Zu ganz ähnlichen Ergebnissen kommen Staudte / Schmidt, wenngleich die erste Gruppe kein Auftritt bereits nicht mehr erwähnt wird. Sie untersuchten die Webseiten von 100 börsennotierten Unternehmen hinsichtlich ihrer Einordnung zwischen Identität und Ökonomie. Das Ergebnis waren vier Typologien:
1.) Allroundserice: beide Werte hoch. Kapitalstarke Unternehmen mit hohen Investitionen in den Webauftritt, meist Dienstleister.
2.) Virtual Storefront: hoher Ökonomiewert, niedriger Identitätswert. Websites dienen als reine Verkaufsplattform und nicht als PR-Instrument.
3.) Hochglanzbroschüre: Niedrigere Werte, eher statische Aufbereitung. Unterscheiden sich kaum von Darstellungen in den Printmedien, wenig angepasst an das Internet.
4.) Imageschärfer: niedrige Ökonomiewerte, hohe Identitätswerte. Deutliche Selbstinszenierung, Unternehmenswerte werden vermittelt.
Bei Werbeagenturen müssen die ökonomischen Aspekte eines Webauftrittes gering ausfallen, da ein Kommunikationsdienstleister seine Leistungen nicht in einem E-Shop verkaufen kann – auch laut Staudte Schmidt fallen Dienstleister meist nicht in den zweiten Typ.

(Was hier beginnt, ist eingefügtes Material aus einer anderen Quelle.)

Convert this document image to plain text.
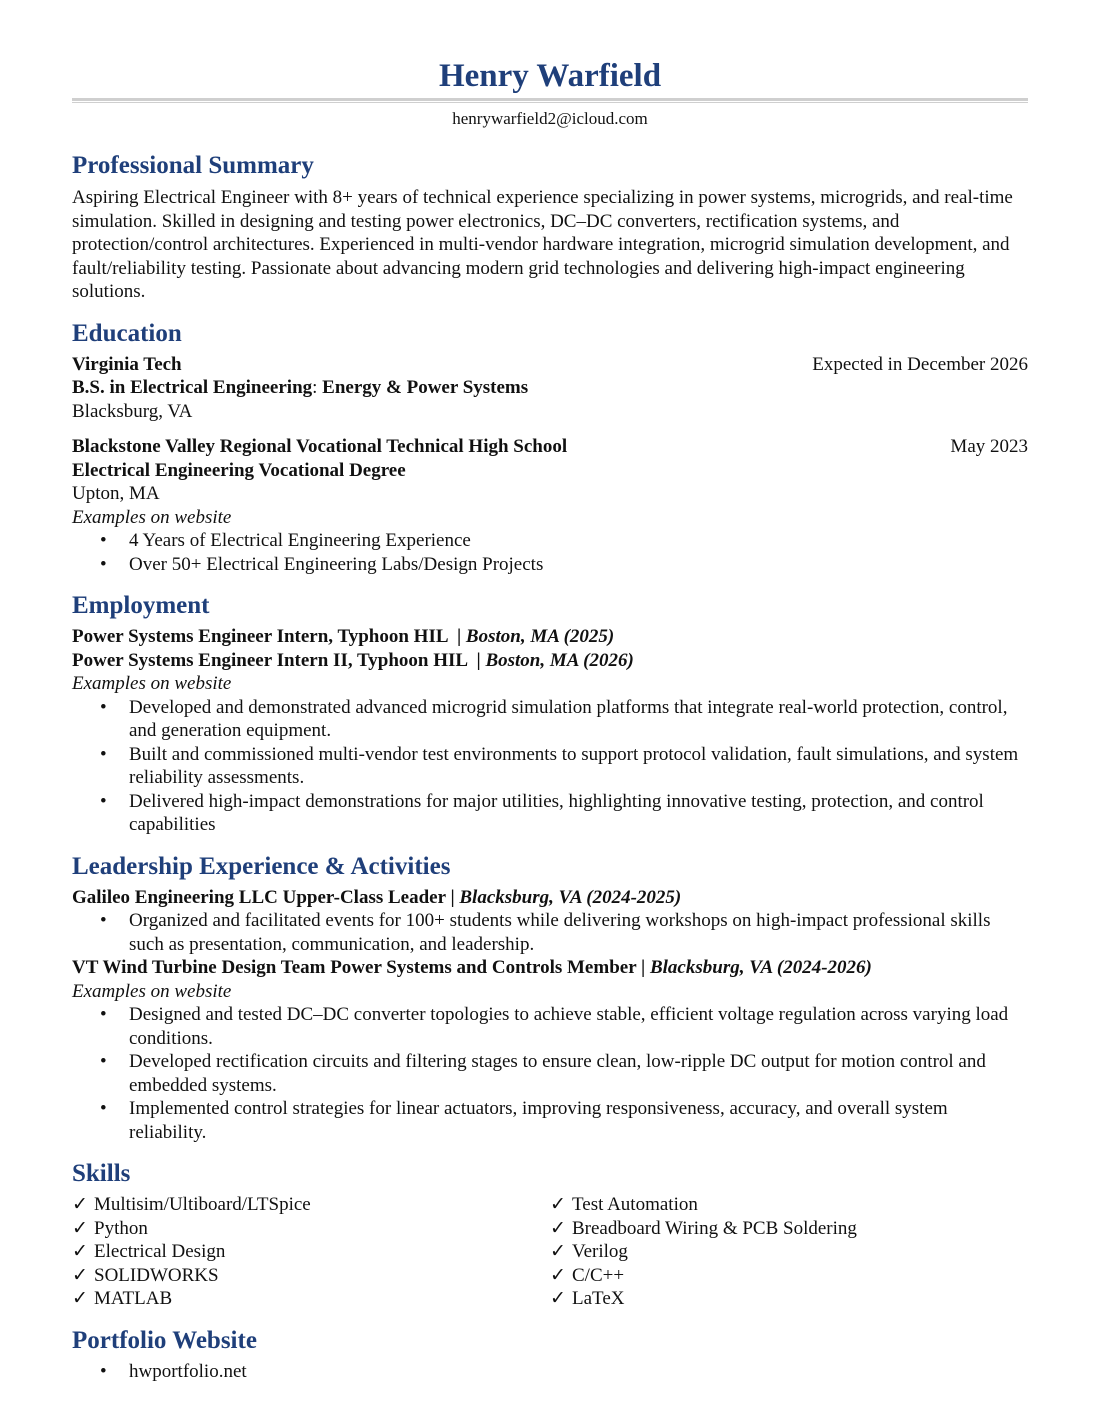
Henry Warfield
henrywarfield2@icloud.com
Professional Summary

Aspiring Electrical Engineer with 8+ years of technical experience specializing in power systems, microgrids, and real-time simulation. Skilled in designing and testing power electronics, DC–DC converters, rectification systems, and protection/control architectures. Experienced in multi-vendor hardware integration, microgrid simulation development, and fault/reliability testing. Passionate about advancing modern grid technologies and delivering high-impact engineering solutions.

Education
Virginia Tech	Expected in December 2026
B.S. in Electrical Engineering: Energy & Power Systems
Blacksburg, VA
Blackstone Valley Regional Vocational Technical High School	May 2023
Electrical Engineering Vocational Degree
Upton, MA
Examples on website
• 4 Years of Electrical Engineering Experience
• Over 50+ Electrical Engineering Labs/Design Projects
Employment
Power Systems Engineer Intern, Typhoon HIL  | Boston, MA (2025)
Power Systems Engineer Intern II, Typhoon HIL  | Boston, MA (2026)
Examples on website
• Developed and demonstrated advanced microgrid simulation platforms that integrate real-world protection, control, and generation equipment.
• Built and commissioned multi-vendor test environments to support protocol validation, fault simulations, and system reliability assessments.
• Delivered high-impact demonstrations for major utilities, highlighting innovative testing, protection, and control capabilities
Leadership Experience & Activities
Galileo Engineering LLC Upper-Class Leader | Blacksburg, VA (2024-2025)
• Organized and facilitated events for 100+ students while delivering workshops on high-impact professional skills such as presentation, communication, and leadership.
VT Wind Turbine Design Team Power Systems and Controls Member | Blacksburg, VA (2024-2026)
Examples on website
• Designed and tested DC–DC converter topologies to achieve stable, efficient voltage regulation across varying load conditions.
• Developed rectification circuits and filtering stages to ensure clean, low-ripple DC output for motion control and embedded systems.
• Implemented control strategies for linear actuators, improving responsiveness, accuracy, and overall system reliability.
Skills
✓ Multisim/Ultiboard/LTSpice
✓ Python
✓ Electrical Design
✓ SOLIDWORKS
✓ MATLAB
✓ Test Automation
✓ Breadboard Wiring & PCB Soldering
✓ Verilog
✓ C/C++
✓ LaTeX
Portfolio Website
• hwportfolio.net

In Zusammenhang mit den beiden Untersuchungen wird deutlich, dass es möglich sein muss, die Markenidentität von Werbeagenturen anhand ihres Internetauftrittes zu erkennen. Die früher produzierten Selbstdarstellungsbroschüren von Agenturen werden laut der Aussage von fünf New Businessvertretern führender deutscher Werbeagenturen aufgrund von Ressourceneinsparung kaum noch produziert oder sind nicht aktuell. 1992 nannte Vilmar noch als Möglichkeiten der Selbstinszenierung von Werbeagenturen: „Zur Unterstützung der als Transformationsprozess zu verstehenden Positionierung entwickeln Agenturen im Bereich Massenkommunikation vornehmlich Public-Relations-Aktivitäten sowie im geringen Umfang Anzeigenwerbung. Als Formen der Individualkommunikation sind außerdem die Direktwerbung mit Agenturbroschüren und der persönliche Verkauf üblich.“ Laut der Aussage dieser fünf Agenturvertreter ist das Internet an die Stelle der Agenturbroschüre gerückt. Die Typologie drei von Staudte und Schmidt macht deutlich, dass diese Funktionsübertragung branchenübergreifend üblich ist. Jedoch bietet das Internet mehr Möglichkeiten als ein Printmedium - die Multimedialität, Interaktivität und Virtualität des Internets birgt neue Qualitäten. Die Unabhängigkeit von Ort und Zeit und die Möglichkeit zur Aktivität des Rezipienten ändert das Verhältnis von Produzent und Konsument und durchbricht die Grenzen zwischen Massen- und Individualmedium. „Je mehr Einflussmöglichkeiten der Benutzer eines Computersystems hat oder zu haben glaubt, umso höher ist seine Zufriedenheit mit dem System“.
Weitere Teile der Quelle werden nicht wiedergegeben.